Each of these texts is one I wanted to devote a whole post to, but, unfortunately, time and energy are not on my side.

On Her Majesty's Secret Service (1963) by Ian Fleming. Probably the most palatable of the James Bond novels, but that's not saying much. The second in the Blofield trilogy, this has some genuinely exciting moments and excellent location-building but the whole vibe of these books is something I can't get behind.

The Secret History (1992) by Donna Tartt. Iconic as an inverted mystery story and as a campus novel, I think it's impossible to deny that The Secret History is a masterpiece.

'Old Boys, Old Girls' (2004) by Edward P. Jones. A short story published in The New Yorker, this is everything twenty-first century crime fiction should be. Powerful and evocative, it voices a perspective that mainstream - white - American fiction cannot emulate.

Gaudy Bauble (2017) by Isabel Waidner.
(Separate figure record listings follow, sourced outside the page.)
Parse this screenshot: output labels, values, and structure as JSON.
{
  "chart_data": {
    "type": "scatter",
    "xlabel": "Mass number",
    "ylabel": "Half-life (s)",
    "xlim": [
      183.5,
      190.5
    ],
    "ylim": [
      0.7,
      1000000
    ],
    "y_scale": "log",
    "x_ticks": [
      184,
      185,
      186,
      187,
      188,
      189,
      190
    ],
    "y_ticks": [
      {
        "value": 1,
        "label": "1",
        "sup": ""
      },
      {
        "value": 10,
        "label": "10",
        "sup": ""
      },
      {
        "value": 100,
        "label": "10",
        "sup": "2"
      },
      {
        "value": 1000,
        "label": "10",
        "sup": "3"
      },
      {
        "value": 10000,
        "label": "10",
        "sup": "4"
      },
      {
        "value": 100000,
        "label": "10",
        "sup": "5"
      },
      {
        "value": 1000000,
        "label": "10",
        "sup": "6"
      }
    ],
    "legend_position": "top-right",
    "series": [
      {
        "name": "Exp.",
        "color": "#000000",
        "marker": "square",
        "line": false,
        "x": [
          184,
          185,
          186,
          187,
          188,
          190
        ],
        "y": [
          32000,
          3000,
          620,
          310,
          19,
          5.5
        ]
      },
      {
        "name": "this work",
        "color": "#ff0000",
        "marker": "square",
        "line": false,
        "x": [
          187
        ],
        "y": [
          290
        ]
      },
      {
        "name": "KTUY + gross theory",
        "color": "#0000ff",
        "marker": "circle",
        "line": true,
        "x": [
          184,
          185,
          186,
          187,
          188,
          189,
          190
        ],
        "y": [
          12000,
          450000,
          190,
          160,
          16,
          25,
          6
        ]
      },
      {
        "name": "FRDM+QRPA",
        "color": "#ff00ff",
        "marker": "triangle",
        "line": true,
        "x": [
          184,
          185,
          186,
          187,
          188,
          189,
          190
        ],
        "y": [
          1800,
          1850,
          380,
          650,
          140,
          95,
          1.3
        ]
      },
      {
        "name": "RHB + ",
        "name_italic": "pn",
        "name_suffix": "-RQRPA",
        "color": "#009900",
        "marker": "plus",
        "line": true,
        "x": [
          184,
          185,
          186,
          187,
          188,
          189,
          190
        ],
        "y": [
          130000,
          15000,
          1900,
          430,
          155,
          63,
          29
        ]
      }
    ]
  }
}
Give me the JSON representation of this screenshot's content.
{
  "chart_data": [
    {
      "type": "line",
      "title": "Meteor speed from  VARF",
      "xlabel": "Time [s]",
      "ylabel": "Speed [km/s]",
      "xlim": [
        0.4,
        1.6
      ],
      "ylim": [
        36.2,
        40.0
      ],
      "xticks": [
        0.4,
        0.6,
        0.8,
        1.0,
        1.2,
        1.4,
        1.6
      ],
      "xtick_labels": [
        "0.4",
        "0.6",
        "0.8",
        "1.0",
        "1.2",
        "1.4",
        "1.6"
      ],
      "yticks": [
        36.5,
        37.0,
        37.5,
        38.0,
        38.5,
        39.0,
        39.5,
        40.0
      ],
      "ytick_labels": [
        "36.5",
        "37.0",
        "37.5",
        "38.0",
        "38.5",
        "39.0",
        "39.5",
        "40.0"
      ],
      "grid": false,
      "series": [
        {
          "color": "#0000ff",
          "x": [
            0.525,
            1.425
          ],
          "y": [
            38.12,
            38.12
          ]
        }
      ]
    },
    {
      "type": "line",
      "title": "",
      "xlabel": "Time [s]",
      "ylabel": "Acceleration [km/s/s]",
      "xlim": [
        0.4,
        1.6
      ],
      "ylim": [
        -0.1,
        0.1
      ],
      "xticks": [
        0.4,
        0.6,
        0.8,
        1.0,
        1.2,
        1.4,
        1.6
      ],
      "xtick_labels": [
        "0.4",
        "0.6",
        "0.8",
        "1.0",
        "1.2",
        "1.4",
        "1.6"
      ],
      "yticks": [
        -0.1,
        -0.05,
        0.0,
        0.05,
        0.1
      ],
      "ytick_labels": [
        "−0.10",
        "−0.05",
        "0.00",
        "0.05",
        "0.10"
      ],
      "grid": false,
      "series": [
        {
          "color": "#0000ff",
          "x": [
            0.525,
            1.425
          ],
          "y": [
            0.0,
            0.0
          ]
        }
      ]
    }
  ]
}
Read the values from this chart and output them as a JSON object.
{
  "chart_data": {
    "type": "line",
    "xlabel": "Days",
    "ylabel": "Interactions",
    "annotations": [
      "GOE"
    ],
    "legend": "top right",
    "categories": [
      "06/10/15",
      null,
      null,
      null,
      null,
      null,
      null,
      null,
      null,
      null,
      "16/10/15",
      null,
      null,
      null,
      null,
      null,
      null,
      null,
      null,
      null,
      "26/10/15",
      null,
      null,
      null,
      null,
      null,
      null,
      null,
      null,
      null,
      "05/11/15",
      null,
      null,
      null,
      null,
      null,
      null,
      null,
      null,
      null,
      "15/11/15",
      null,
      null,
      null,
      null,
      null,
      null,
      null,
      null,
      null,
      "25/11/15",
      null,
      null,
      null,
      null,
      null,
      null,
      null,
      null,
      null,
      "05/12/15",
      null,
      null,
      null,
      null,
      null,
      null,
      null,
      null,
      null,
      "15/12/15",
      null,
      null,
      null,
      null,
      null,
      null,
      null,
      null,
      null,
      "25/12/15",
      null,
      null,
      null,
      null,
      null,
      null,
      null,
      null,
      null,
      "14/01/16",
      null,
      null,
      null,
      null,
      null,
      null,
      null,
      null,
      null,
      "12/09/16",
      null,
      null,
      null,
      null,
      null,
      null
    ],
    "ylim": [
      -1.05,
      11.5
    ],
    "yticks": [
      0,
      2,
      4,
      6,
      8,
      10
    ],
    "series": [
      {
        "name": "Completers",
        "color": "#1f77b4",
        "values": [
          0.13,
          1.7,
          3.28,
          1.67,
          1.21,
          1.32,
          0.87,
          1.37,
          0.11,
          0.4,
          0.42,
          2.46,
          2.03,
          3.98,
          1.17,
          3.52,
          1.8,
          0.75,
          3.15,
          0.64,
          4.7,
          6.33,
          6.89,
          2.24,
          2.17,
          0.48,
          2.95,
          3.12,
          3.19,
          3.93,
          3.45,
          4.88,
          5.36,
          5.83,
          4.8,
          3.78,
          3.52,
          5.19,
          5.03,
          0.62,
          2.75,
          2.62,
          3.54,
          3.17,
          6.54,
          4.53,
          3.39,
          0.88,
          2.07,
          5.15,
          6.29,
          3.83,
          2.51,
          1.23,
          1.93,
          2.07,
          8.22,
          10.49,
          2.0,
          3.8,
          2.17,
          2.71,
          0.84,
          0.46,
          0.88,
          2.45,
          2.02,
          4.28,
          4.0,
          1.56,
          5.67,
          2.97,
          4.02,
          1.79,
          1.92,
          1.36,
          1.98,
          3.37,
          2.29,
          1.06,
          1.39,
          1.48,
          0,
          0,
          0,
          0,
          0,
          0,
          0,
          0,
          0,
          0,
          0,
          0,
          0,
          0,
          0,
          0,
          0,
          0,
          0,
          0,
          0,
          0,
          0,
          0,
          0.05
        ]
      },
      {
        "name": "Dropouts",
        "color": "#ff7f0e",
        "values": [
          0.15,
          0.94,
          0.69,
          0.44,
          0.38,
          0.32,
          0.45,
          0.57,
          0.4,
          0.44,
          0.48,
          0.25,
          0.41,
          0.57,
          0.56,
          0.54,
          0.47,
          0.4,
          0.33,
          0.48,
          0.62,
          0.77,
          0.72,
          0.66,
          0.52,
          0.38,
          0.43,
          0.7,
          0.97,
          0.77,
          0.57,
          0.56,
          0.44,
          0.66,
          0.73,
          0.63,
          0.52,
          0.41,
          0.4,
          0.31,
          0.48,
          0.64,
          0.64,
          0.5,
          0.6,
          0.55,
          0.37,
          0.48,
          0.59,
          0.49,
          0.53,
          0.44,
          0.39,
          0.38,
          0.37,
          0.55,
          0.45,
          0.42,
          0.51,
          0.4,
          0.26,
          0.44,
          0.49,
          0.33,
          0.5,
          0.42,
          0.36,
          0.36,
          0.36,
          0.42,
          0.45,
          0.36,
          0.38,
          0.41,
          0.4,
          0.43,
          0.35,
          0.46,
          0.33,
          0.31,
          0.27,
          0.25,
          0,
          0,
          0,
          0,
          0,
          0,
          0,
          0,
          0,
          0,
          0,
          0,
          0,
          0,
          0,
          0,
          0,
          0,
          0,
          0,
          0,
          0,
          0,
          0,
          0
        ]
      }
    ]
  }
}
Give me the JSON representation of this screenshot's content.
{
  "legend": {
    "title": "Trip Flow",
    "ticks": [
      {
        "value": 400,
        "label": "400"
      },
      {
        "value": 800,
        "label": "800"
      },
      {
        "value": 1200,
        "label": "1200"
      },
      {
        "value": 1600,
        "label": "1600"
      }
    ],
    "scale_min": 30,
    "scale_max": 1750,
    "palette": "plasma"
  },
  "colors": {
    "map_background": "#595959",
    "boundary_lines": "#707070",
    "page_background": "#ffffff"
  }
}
I am obsessed with this avant-garde queer crime novella, published by Dostoyevsky Wannabe. Nothing is defined in Socialist Britain in the year 201x: people, objects, events, and language all merge and blend and interact. In its extraordinary humour, the text reveals how far identity politics and crime fiction have yet to come.

Six Degrees of Assassination (2017) by M.J. Arlidge. This is a six-part political crime drama with an all-star cast, available for free on Audible. Arlidge's script is cliche-ridden but slick enough. The performances suffer from Extremely-Talented-Actors-Reading-A-Script-For-The-First-Time Syndrome.